Academic scientists face barriers to adopting cloud science at every stage of a normal project’s life cycle. New programs can encourage changes to the ecosystem that make cloud science more accessible to researchers in the long term.

https://doi.org/10.1371/journal.pbio.3001919.g001

Even if an academic lab were willing to pay such a high price, until recently no grants explicitly allowed use of funds to pay for cloud labs. Traditional funders, such as the NIH or NSF, do not have stated cloud lab policies, and so it is unknown whether these funders would look favorably on cloud lab use in a proposed budget. Furthermore, grants are difficult to acquire without preliminary data, which cannot be acquired when there exists no “trial access” option for accessing cloud laboratories. Without grant support, very few labs possess enough discretionary funds to cover the cost-to-entry for cloud science. As a result, very few labs succeed in overcoming the funding barriers.

New funding mechanisms have started to be designed to sidestep these issues by lowering the cost and risk of cloud lab science for first-time academic users. For example, the 2022 Bioautomation Challenge is a grant program that provides a trial period designed to rapidly expose academic groups to cloud technology. By the end of the program, the academic lab has experience with the platform, an accurate assessment of how much it costs to conduct their particular experiments robotically, and initial data with which they can apply for continued grant funding. The Bioautomation Challenge Partner Program accepts applications from individuals on a rolling basis to receive cloud lab access and training.

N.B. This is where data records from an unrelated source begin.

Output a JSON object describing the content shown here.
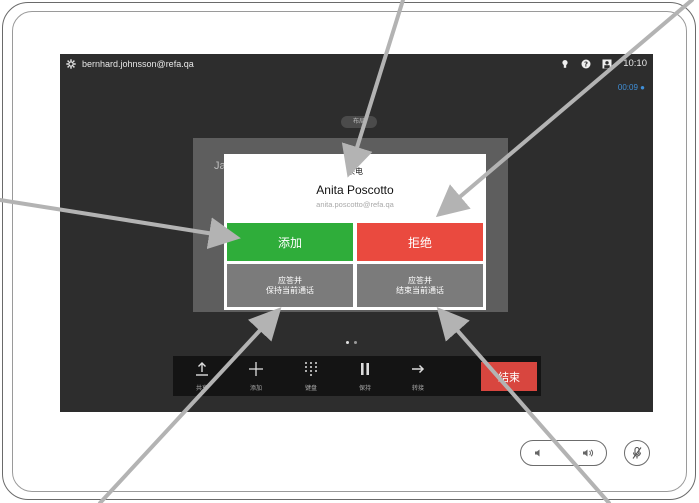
{
  "status_bar": {
    "account": "bernhard.johnsson@refa.qa",
    "time": "10:10",
    "call_timer": "00:09",
    "icons": [
      "gear-icon",
      "lightbulb-icon",
      "help-icon",
      "selfview-icon"
    ]
  },
  "call_chip": "布局",
  "caller_card": {
    "initials": "Ja"
  },
  "incoming_dialog": {
    "subtitle": "来电",
    "caller_name": "Anita Poscotto",
    "caller_email": "anita.poscotto@refa.qa",
    "accept_label": "添加",
    "decline_label": "拒绝",
    "answer_hold_line1": "应答并",
    "answer_hold_line2": "保持当前通话",
    "answer_end_line1": "应答并",
    "answer_end_line2": "结束当前通话",
    "colors": {
      "accept": "#2fad3a",
      "decline": "#ea4a3f",
      "secondary": "#7b7b7b"
    }
  },
  "toolbar": {
    "items": [
      {
        "label": "共享",
        "icon": "share-icon"
      },
      {
        "label": "添加",
        "icon": "add-icon"
      },
      {
        "label": "键盘",
        "icon": "keypad-icon"
      },
      {
        "label": "保持",
        "icon": "pause-icon"
      },
      {
        "label": "转接",
        "icon": "transfer-icon"
      }
    ],
    "end_call_label": "结束",
    "end_call_color": "#d8463f"
  },
  "hardware": {
    "icons": [
      "volume-down-icon",
      "volume-up-icon",
      "mute-mic-icon"
    ]
  }
}
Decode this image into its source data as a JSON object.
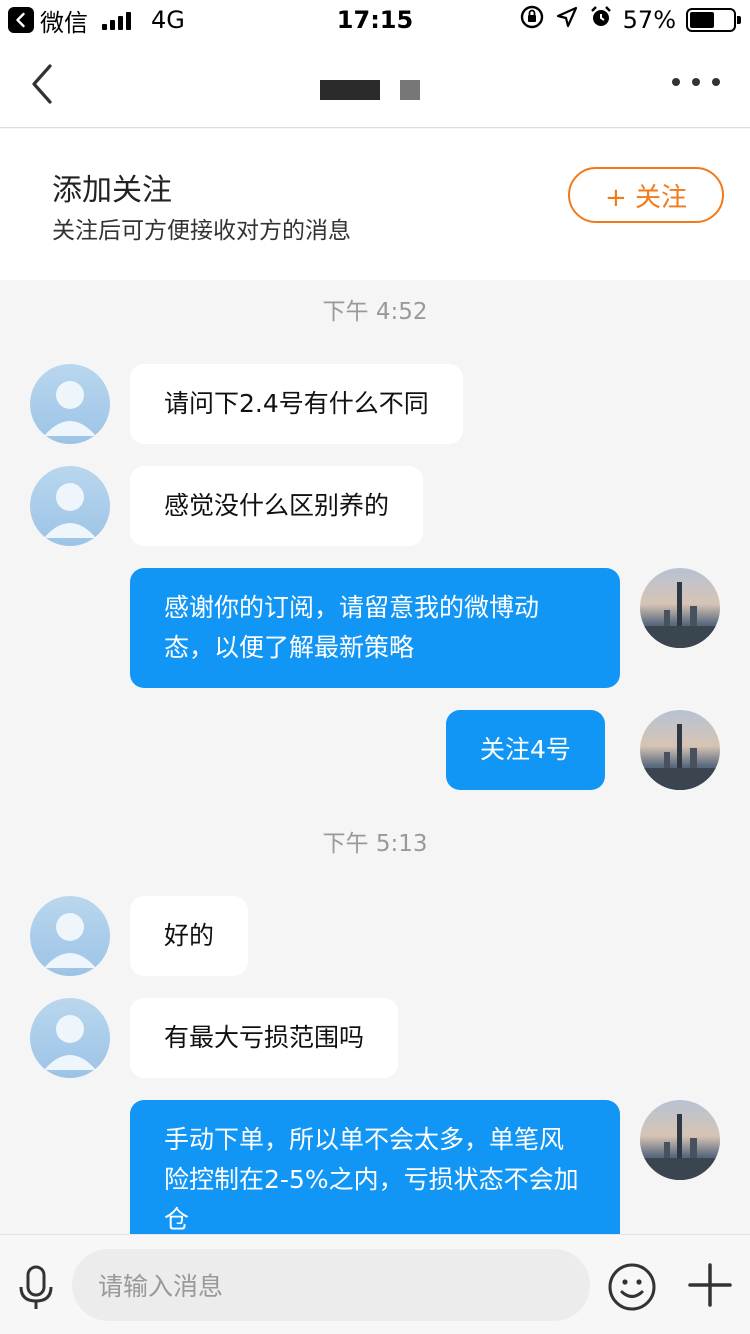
{
  "status_bar": {
    "back_app_label": "微信",
    "network": "4G",
    "time": "17:15",
    "battery_percent": "57%",
    "battery_level": 0.57
  },
  "navbar": {
    "back_icon": "chevron-left-icon",
    "more_icon": "more-dots-icon"
  },
  "follow_panel": {
    "title": "添加关注",
    "subtitle": "关注后可方便接收对方的消息",
    "button_label": "+ 关注"
  },
  "chat": {
    "time_1": "下午 4:52",
    "time_2": "下午 5:13",
    "messages": [
      {
        "side": "in",
        "text": "请问下2.4号有什么不同"
      },
      {
        "side": "in",
        "text": "感觉没什么区别养的"
      },
      {
        "side": "out",
        "text": "感谢你的订阅，请留意我的微博动态，以便了解最新策略"
      },
      {
        "side": "out",
        "text": "关注4号"
      },
      {
        "side": "in",
        "text": "好的"
      },
      {
        "side": "in",
        "text": "有最大亏损范围吗"
      },
      {
        "side": "out",
        "text": "手动下单，所以单不会太多，单笔风险控制在2-5%之内，亏损状态不会加仓"
      }
    ]
  },
  "input_bar": {
    "placeholder": "请输入消息",
    "mic_icon": "microphone-icon",
    "emoji_icon": "emoji-icon",
    "plus_icon": "plus-icon"
  },
  "colors": {
    "accent_orange": "#f27a1a",
    "bubble_blue": "#1296f5",
    "background": "#f5f5f5"
  }
}
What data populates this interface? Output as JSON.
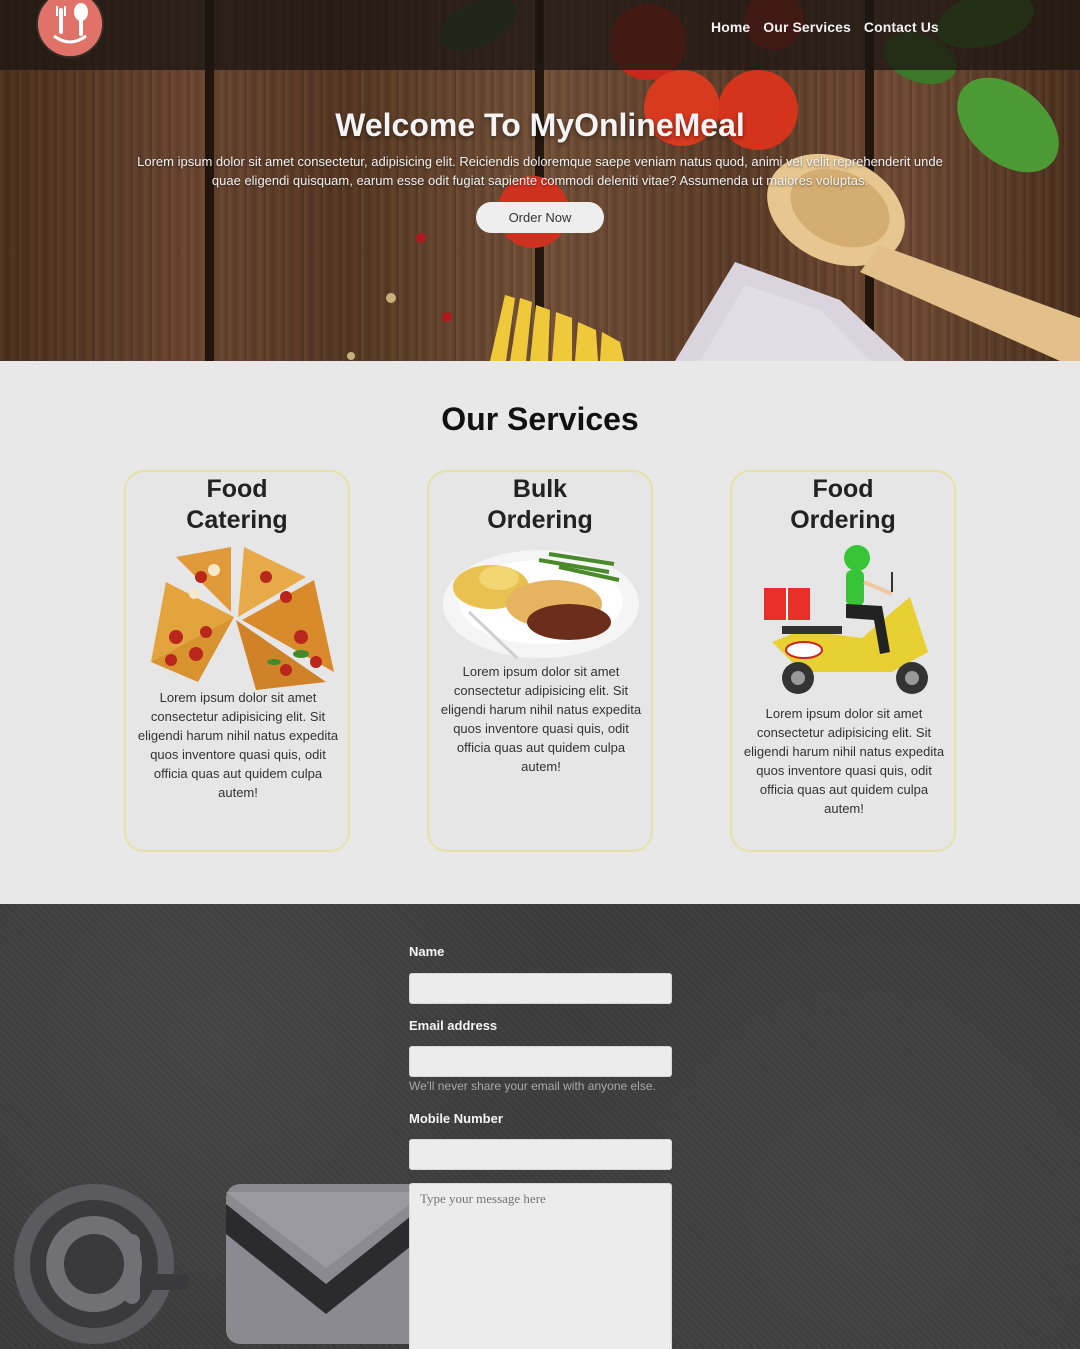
{
  "nav": {
    "logo": "logo-icon",
    "links": [
      "Home",
      "Our Services",
      "Contact Us"
    ]
  },
  "hero": {
    "title": "Welcome To MyOnlineMeal",
    "text": "Lorem ipsum dolor sit amet consectetur, adipisicing elit. Reiciendis doloremque saepe veniam natus quod, animi vel velit reprehenderit unde quae eligendi quisquam, earum esse odit fugiat sapiente commodi deleniti vitae? Assumenda ut maiores voluptas.",
    "button": "Order Now"
  },
  "services": {
    "heading": "Our Services",
    "cards": [
      {
        "title": "Food Catering",
        "image": "pizza-image",
        "text": "Lorem ipsum dolor sit amet consectetur adipisicing elit. Sit eligendi harum nihil natus expedita quos inventore quasi quis, odit officia quas aut quidem culpa autem!"
      },
      {
        "title": "Bulk Ordering",
        "image": "meal-plate-image",
        "text": "Lorem ipsum dolor sit amet consectetur adipisicing elit. Sit eligendi harum nihil natus expedita quos inventore quasi quis, odit officia quas aut quidem culpa autem!"
      },
      {
        "title": "Food Ordering",
        "image": "delivery-scooter-image",
        "text": "Lorem ipsum dolor sit amet consectetur adipisicing elit. Sit eligendi harum nihil natus expedita quos inventore quasi quis, odit officia quas aut quidem culpa autem!"
      }
    ]
  },
  "contact": {
    "name_label": "Name",
    "email_label": "Email address",
    "email_help": "We'll never share your email with anyone else.",
    "mobile_label": "Mobile Number",
    "message_placeholder": "Type your message here"
  },
  "colors": {
    "logo": "#e1726a",
    "card_border": "#e5e0a6",
    "navbar": "#1c1612"
  }
}
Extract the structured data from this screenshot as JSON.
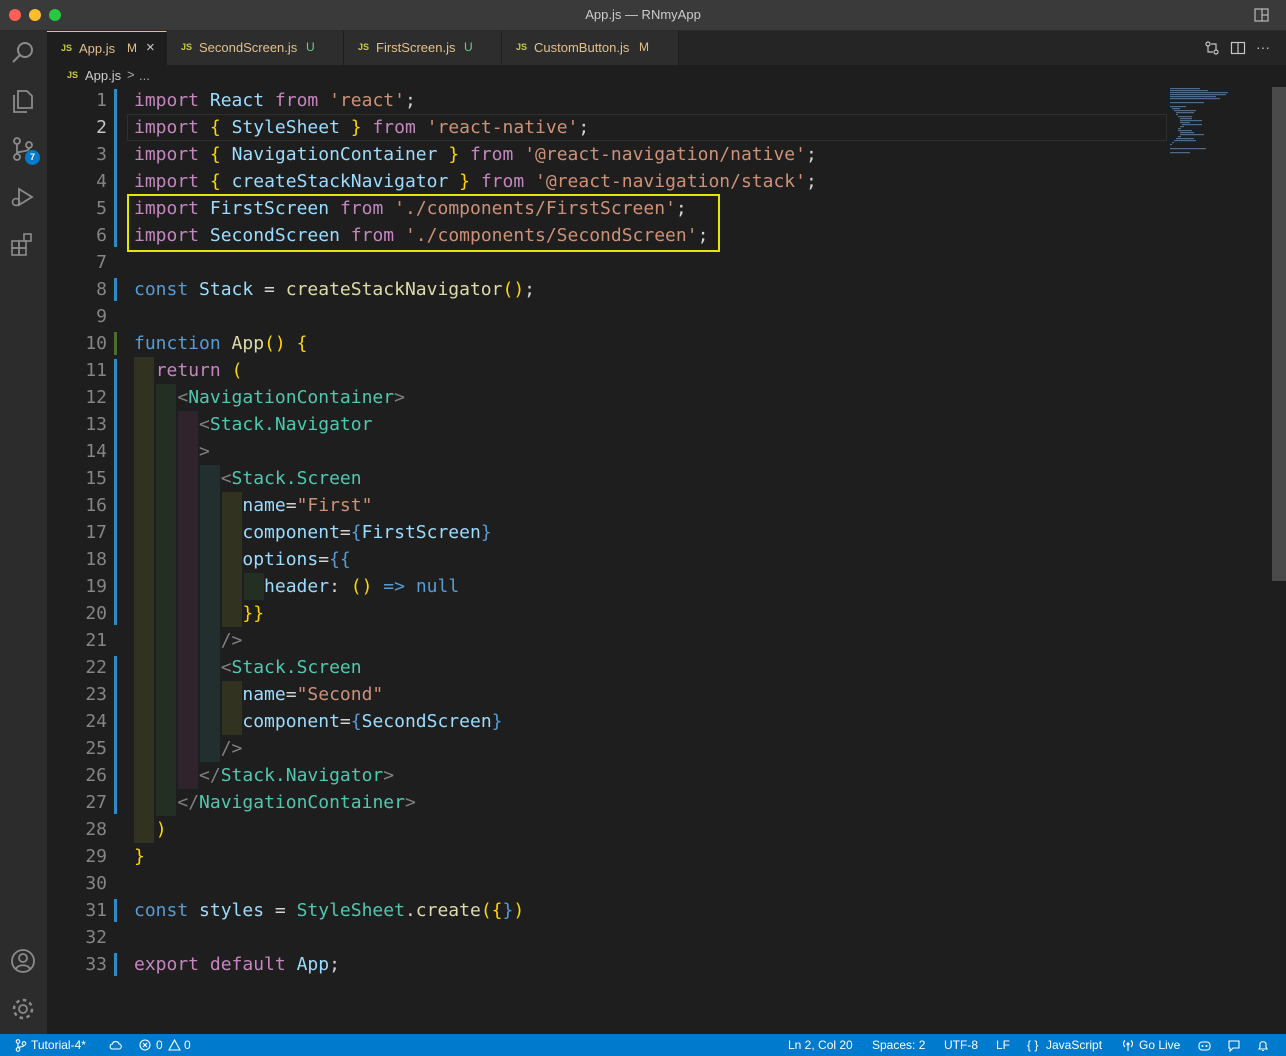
{
  "window": {
    "title": "App.js — RNmyApp"
  },
  "activity_bar": {
    "source_control_badge": "7"
  },
  "tabs": [
    {
      "icon": "JS",
      "name": "App.js",
      "badge": "M",
      "close": "×"
    },
    {
      "icon": "JS",
      "name": "SecondScreen.js",
      "badge": "U"
    },
    {
      "icon": "JS",
      "name": "FirstScreen.js",
      "badge": "U"
    },
    {
      "icon": "JS",
      "name": "CustomButton.js",
      "badge": "M"
    }
  ],
  "tab_actions": {
    "more": "···"
  },
  "breadcrumb": {
    "icon": "JS",
    "file": "App.js",
    "sep": ">",
    "rest": "..."
  },
  "editor": {
    "current_line": 2,
    "lines": [
      "import React from 'react';",
      "import { StyleSheet } from 'react-native';",
      "import { NavigationContainer } from '@react-navigation/native';",
      "import { createStackNavigator } from '@react-navigation/stack';",
      "import FirstScreen from './components/FirstScreen';",
      "import SecondScreen from './components/SecondScreen';",
      "",
      "const Stack = createStackNavigator();",
      "",
      "function App() {",
      "  return (",
      "    <NavigationContainer>",
      "      <Stack.Navigator",
      "      >",
      "        <Stack.Screen",
      "          name=\"First\"",
      "          component={FirstScreen}",
      "          options={{",
      "            header: () => null",
      "          }}",
      "        />",
      "        <Stack.Screen",
      "          name=\"Second\"",
      "          component={SecondScreen}",
      "        />",
      "      </Stack.Navigator>",
      "    </NavigationContainer>",
      "  )",
      "}",
      "",
      "const styles = StyleSheet.create({})",
      "",
      "export default App;"
    ]
  },
  "status_bar": {
    "branch": "Tutorial-4*",
    "errors": "0",
    "warnings": "0",
    "position": "Ln 2, Col 20",
    "spaces": "Spaces: 2",
    "encoding": "UTF-8",
    "eol": "LF",
    "language_brackets": "{ }",
    "language": "JavaScript",
    "go_live": "Go Live"
  },
  "colors": {
    "status_bar": "#007acc",
    "highlight_box": "#e5e500",
    "tab_modified": "#e2c08d"
  }
}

Beyond such introductory grant programs, the natural long-term solution would be for universities to provide cloud lab access for their academic labs. Carnegie Mellon University has become the first adopter of this model. Their approach is for the university department to sponsor a cloud lab account, negotiate a bulk rate with a cloud lab provider, and offer access, training, and community support to its members. As academic users become a larger fraction of the cloud lab market, providers will become incentivized to create pricing models that are better designed for academic customers. Primary funders should be encouraged to establish explicit policies encouraging “cloud lab credit” requests in budgets. Until then, these new funding programs are a way for interested scientists to get involved and test the waters of this new paradigm for experimentation.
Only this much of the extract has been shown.